Contrary to remarkable advances within the cell therapy industry, scientists expose dissatisfied challenges associated with the preservation and post-thaw cell death globally. Post cryopreservation apoptosis is normally observed in cultures and scientists are focusing on incorporation of apoptosis inhibitors. Impressive transport of cells without affecting their survival and function is a crucial and pivotal factor in any practical cell-based therapies. Preservation of cells permits the transportation of cells between distances, as well as improvement of safety and quality control testing in clinical and research applications. The prosperity of transportation methods is evaluated through the viability and proliferation percentages of the transported cell. For many decades, the conventional methods of transferring cells globally having adverse effects and speculated to be a challenging and expensive method. The main purpose of some studies is the optimization of cell survival after cryopreservation.
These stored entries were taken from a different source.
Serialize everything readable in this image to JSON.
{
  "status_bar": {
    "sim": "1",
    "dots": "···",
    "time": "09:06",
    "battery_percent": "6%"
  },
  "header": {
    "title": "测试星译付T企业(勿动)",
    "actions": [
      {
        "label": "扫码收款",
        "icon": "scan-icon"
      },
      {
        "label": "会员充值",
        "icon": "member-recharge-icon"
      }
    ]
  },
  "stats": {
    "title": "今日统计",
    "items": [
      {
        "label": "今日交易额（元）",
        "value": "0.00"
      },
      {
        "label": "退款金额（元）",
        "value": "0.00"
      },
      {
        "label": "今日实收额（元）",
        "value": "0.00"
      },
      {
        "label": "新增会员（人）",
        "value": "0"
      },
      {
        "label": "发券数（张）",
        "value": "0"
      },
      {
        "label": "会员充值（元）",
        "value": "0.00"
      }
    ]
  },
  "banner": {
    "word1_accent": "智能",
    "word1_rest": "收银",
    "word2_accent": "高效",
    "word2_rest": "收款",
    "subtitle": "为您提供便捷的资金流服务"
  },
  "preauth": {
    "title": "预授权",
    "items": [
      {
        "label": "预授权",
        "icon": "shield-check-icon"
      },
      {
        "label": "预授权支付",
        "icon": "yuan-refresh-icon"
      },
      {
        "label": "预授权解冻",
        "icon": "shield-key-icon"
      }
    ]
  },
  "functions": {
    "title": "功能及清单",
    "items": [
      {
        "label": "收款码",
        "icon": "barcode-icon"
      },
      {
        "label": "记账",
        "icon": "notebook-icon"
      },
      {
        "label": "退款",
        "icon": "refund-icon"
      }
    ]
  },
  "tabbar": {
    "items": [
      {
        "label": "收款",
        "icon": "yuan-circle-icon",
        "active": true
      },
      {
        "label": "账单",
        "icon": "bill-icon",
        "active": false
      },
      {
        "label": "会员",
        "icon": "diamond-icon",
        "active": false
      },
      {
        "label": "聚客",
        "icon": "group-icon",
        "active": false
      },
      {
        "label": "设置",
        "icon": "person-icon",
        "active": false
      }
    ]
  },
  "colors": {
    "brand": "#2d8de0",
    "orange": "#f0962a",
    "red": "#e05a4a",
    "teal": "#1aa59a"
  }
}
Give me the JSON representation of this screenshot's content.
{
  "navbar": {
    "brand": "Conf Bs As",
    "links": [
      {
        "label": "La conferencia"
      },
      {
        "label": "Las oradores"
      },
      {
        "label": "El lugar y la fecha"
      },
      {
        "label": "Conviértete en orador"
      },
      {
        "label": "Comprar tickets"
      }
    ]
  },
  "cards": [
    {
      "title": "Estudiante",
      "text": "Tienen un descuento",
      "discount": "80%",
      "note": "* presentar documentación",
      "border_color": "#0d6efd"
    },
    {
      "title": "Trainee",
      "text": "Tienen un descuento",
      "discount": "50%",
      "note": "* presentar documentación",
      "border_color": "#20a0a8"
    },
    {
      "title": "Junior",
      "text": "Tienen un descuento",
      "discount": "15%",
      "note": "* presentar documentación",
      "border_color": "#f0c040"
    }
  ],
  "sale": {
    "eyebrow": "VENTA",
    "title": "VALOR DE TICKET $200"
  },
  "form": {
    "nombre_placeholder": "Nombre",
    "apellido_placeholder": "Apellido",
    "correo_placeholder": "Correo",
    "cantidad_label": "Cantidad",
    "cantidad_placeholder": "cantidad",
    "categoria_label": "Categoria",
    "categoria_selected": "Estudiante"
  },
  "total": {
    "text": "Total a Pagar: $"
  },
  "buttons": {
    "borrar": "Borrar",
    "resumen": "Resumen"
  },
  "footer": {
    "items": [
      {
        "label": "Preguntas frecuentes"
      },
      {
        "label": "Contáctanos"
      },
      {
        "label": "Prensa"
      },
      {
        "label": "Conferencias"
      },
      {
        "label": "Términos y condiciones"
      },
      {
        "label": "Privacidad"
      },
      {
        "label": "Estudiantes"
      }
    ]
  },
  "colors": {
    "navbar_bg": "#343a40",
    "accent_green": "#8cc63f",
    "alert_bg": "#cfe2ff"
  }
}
In the new generation of cryopreservation science, various experiments wish to discover suitable and alternative methods for cell transportation to ship viable cells at ambient temperature without dry ice or in media filled flasks. In this review we try to represent a summary of the detection of recent studies including dry preservation, hypothermic preservation, agarose-gel based method, polymer based cryogel matrix, encapsulation method, fibrin microbeads, osmolyte solution composition, collagen-based scaffold, natural zwitterionic betaine, bio-inspired cryo-ink that have been performed alternative, effective and economic methods for shipping viable cells at ambient temperature.